Here are four examples of songs written about the experience of Gallipoli. All four were written after the end of the Campaign, but are in the traditional folk music styles of their country.
Martin Purdy, who speaks about Gallipoli elsewhere on this website, sings about the experience of one soldier from Lancashire, and why an English oak tree grows in Turkey.
Scottish singer Roger Graham has composed a touching song about the soldiers who left Scotland for the Dardanelles.
This famous song was written in 1971 by Eric Bogle, a Scottish-born Australian. ‘Waltzing Matilda’ is known as ‘Australia’s unofficial national anthem’ so this song has become a symbol of Australia’s feelings about Gallipoli.
This famous Turkish song describes the tragedy of Gallipoli. The English translation of the complete song is here. For a very different version of the song, click here. Can you recognise what the oboe is playing near the end? The song was featured in our project in Islington, London.

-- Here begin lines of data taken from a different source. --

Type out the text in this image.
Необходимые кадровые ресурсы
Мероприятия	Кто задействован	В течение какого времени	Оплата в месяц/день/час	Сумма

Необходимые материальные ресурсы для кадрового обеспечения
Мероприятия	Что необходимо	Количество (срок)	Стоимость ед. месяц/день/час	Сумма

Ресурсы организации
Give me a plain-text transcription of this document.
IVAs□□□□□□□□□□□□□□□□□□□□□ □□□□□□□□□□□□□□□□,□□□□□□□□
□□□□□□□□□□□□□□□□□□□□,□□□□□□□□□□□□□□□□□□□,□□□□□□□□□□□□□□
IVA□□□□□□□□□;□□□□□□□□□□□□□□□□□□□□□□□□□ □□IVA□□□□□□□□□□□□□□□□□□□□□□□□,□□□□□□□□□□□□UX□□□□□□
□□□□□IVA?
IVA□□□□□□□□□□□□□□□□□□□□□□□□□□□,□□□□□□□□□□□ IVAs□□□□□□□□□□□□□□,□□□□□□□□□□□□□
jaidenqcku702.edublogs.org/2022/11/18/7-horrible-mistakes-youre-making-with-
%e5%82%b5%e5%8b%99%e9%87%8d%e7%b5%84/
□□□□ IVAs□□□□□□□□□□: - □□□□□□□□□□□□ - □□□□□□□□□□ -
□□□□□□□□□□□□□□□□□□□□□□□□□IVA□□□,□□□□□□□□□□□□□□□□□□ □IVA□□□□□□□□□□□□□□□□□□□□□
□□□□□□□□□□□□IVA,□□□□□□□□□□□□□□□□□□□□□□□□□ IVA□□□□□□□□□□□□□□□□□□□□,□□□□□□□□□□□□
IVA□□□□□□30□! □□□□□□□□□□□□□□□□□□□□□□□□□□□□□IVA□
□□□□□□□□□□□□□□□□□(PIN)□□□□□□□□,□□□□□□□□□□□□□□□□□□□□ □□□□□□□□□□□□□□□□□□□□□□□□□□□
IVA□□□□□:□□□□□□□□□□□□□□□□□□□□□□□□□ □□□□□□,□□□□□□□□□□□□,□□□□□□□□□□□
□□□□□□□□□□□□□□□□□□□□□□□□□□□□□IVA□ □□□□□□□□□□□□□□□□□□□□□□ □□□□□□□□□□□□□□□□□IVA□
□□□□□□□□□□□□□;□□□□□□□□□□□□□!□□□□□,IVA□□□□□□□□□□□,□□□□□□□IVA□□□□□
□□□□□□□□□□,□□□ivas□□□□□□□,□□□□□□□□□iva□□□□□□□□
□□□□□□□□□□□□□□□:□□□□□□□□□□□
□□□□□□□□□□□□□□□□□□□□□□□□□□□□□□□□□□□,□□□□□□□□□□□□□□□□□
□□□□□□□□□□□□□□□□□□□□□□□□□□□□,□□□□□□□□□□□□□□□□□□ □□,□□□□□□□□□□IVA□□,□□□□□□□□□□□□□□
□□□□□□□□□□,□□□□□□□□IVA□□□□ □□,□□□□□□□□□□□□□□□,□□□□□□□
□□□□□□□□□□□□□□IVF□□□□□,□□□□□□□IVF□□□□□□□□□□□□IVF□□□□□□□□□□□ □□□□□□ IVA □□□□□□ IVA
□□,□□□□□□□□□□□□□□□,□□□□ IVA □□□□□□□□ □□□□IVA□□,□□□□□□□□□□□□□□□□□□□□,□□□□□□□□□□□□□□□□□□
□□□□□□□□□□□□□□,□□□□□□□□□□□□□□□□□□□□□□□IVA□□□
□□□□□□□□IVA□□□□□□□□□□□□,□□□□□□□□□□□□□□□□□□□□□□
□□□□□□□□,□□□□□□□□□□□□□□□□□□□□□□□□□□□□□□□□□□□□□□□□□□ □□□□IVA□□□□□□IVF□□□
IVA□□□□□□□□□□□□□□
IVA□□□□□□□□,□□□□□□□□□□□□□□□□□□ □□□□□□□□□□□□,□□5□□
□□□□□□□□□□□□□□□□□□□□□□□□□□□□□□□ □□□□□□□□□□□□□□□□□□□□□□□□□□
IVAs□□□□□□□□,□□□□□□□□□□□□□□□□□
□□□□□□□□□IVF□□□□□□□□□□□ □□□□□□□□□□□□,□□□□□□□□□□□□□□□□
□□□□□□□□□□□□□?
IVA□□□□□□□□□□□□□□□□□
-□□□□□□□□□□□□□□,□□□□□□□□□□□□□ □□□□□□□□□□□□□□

The music above is all folk music, from the soldiers’ viewpoints. Music is an important part of army life as well, with marching songs and bugle calls. See the list of the regiments which were at Gallipoli, so you can find out some of the regimental marches which might have been played there. Bugle calls are messages, but the Last Post has become a lament in its own right, often played at civil funerals as well. The Last Post Project has examples of the tune played on different instruments.
Composers at Gallipoli
The Gallipoli Music Memorial is exploring the work of some of the composers who were at Gallipoli, especially William Denis Browne, a friend of Rupert Brooke. In April 2015, the Turkish Embassy worked with the Gallipoli Centenary Education Project to organise a concert of British and Turkish music linked to Gallipoli. As part of this, Matthew Sandy (tenor) and Ceri Owen (piano) performed ‘The Isle of Lost Dreams‘, a poem set to music by William Denis Browne, who was killed at Gallipoli on 4th June 1915.